Sea Gate, a gated community just to the west of Coney Island, was a gentle place just weeks ago. In the summer, one could see fireworks over the water, and a lighthouse from the 1800s stood as a sentry near rocks lapped by the waves. The avenues in the vicinity are Surf, Mermaid and Neptune, the crossroads of a summer fantasy. A sign at the community’s gate reads: “Welcome to Sea Gate – A Safe Place to Live and Visit.”

No doubt it was, but now, from Sea Gate to Coney Island, people in trouble are lining up for hot food and clothing from Red Cross trucks and relief organizations. Broken furniture and debris sit in piles at the sidewalk’s edge.

And on Maple Avenue, within Sea Gate, the Ein Prat volunteers, in a basement that recently held six feet of water, are prying apart wooden floors and walls, pulling out the molding wood, the insulation, fiberglass and asbestos.

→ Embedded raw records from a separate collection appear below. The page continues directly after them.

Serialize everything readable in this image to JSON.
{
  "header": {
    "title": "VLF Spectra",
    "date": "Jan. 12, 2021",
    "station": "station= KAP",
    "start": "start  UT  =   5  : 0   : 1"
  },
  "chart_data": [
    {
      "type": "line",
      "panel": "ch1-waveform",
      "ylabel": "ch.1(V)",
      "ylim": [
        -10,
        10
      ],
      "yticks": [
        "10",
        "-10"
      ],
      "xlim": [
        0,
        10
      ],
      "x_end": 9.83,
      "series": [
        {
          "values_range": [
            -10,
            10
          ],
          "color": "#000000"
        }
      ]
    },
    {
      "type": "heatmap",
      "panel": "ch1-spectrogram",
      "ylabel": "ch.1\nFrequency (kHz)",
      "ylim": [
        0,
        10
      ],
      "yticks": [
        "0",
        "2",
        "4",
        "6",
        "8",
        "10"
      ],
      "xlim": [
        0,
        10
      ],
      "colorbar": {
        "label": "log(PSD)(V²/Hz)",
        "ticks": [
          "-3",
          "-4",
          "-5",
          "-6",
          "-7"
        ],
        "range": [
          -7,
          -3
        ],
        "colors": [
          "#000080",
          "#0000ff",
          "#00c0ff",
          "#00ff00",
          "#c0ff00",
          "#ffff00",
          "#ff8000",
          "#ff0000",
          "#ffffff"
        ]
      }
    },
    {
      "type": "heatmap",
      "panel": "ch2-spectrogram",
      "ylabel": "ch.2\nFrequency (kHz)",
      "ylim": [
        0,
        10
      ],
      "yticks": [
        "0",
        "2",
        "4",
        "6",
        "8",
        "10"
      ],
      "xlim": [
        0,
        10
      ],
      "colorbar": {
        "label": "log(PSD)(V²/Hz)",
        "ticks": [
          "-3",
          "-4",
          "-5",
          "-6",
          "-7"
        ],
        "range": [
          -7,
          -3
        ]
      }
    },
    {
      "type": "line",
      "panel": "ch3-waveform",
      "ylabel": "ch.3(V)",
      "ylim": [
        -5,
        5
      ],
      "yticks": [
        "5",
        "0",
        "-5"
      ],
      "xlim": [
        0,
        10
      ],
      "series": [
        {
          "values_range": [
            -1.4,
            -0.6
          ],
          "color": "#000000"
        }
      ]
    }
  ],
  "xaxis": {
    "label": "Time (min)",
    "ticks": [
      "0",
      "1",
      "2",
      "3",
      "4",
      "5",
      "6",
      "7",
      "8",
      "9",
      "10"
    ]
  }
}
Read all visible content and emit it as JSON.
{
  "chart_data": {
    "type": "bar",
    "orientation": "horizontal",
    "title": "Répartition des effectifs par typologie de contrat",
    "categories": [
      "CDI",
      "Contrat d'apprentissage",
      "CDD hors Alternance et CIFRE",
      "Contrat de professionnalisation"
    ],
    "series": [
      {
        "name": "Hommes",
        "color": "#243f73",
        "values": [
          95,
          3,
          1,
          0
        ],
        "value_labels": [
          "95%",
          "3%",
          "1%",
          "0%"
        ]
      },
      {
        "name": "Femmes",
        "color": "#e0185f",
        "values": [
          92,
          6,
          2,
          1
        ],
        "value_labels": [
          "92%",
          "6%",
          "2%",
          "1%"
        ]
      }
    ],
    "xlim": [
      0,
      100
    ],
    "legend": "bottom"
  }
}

The young Israelis are wearing sweatshirts, industrial boots and gloves, paper masks over their mouths, so one can’t quite see their faces but only their blue, brown and hazel eyes, the dark complexions, the freckles on high cheekbones. They pass the basement’s rubble, by hand or in pails, one to another, like an old fire brigade, through a broken window. Sometimes the middle-aged Satmar chasid, beefy and bearded, wearing his frock coat and chasidic elegance, works alongside the young Israelis. It’s good that you are here, the chasid says to them, instead of in a war or under rockets.

Ein Prat is a co-ed school with about 50 students, rich and poor, religious and secular. They study Torah, Talmud and Zionist texts. “We train them,” says Galler, “to be people who’ll take responsibility for the problems that they see around them and create solutions.” The rest of the time is spent volunteering, and on intense physical activity, such as desert survival, preparing to be soldiers.

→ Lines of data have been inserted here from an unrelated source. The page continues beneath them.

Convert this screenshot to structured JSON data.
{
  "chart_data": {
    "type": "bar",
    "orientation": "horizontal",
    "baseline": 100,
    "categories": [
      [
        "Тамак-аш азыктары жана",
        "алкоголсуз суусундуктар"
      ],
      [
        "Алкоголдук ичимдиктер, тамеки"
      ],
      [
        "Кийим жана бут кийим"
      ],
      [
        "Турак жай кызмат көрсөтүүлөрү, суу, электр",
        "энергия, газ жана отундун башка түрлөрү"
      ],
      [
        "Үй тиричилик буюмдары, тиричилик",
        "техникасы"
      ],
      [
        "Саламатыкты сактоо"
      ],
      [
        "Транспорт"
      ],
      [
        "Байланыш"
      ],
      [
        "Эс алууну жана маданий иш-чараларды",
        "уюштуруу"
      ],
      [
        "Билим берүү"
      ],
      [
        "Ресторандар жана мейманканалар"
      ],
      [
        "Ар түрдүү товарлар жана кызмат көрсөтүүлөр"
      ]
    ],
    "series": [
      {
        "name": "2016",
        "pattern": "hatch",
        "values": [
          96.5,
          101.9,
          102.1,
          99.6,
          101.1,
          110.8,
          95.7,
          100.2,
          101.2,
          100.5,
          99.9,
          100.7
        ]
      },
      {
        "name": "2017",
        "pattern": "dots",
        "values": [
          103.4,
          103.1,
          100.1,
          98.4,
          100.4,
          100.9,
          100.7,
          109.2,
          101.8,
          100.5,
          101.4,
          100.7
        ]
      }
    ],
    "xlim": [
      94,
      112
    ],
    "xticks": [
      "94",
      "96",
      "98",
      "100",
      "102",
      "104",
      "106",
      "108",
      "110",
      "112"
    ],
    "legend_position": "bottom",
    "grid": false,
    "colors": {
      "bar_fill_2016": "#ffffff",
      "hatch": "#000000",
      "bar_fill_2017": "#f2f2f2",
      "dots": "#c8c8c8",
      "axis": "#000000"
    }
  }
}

Here they were, sweating through their shirts despite the crisp November air, working from morning into the dusk, because they loved the Jew who once lived there, even if they didn’t know him or her. The Ein Prat volunteers acted less like a demolition crew than like a chevra kadisha (burial society), treating what was destroyed with a holy dignity, seeing it as a privilege.

Amir Tal, 25, from Kibbutz Haon near the banks of the Kinneret, wearing a stained Superman T-shirt, put down a shovel. “There is no good thing or bad thing to save — everything goes into the trash.” A siddur [prayerbook] and chumash [Five Books of Moses], soaked, needed to be buried. Tal stopped to look at what must have been the photographs of the people who once lived there — trips to Mexico City, Guatemala and a place “that looked like Israel.”

A few blocks away was an 18-foot trailer, loaded with soaking holy books that require burial. It wasn’t so much “the geshem [the rain],” says the Satmar. “It wasn’t the water coming down but the water rising up from the ocean. This was not geshem, this was a mabul,” a flood, with the word evoking a biblical deluge, along with a message, but who could read between the waves?

“We don’t know when it’s going to end and we don’t know what’s coming tomorrow,” says the chasid. “But we see the tremendous chesed [kindness] that people are doing. Hashem is going to see all of this and this will bring a lot of merit to all of us. Whoever comes,” says the chasid, as he looked at the Israelis, “they should all be blessed.”

With the war in Israel, Sarai Steinberg, 22, from Ramot, felt like a verse from Yehuda Halevi: “My heart is the east, and I am at the ends of the west.” Her sister lives in Tel Aviv, but is not near a shelter. “Israel is my home. Every time I hear something happened, I have a pinch in my heart. But if I was in Israel, there’s not much that I could do. Here, there’s so much to do. I see the look on peoples’ faces when I say we’re from Israel and we’re going to do whatever we can.”

A resident of Sea Gate said, “They didn’t know our names when they came, and we didn’t know theirs.” The late afternoon streets were covered with a film of mud and sand. The Ein Prat volunteers removed their gloves and masks, tired but casual, as if to say, matter of factly, “this is what Jews do, what Israelis do.” It’s what they learned in Ein Prat, to take responsibility for other Jews, even for a stranger, if there is such a thing.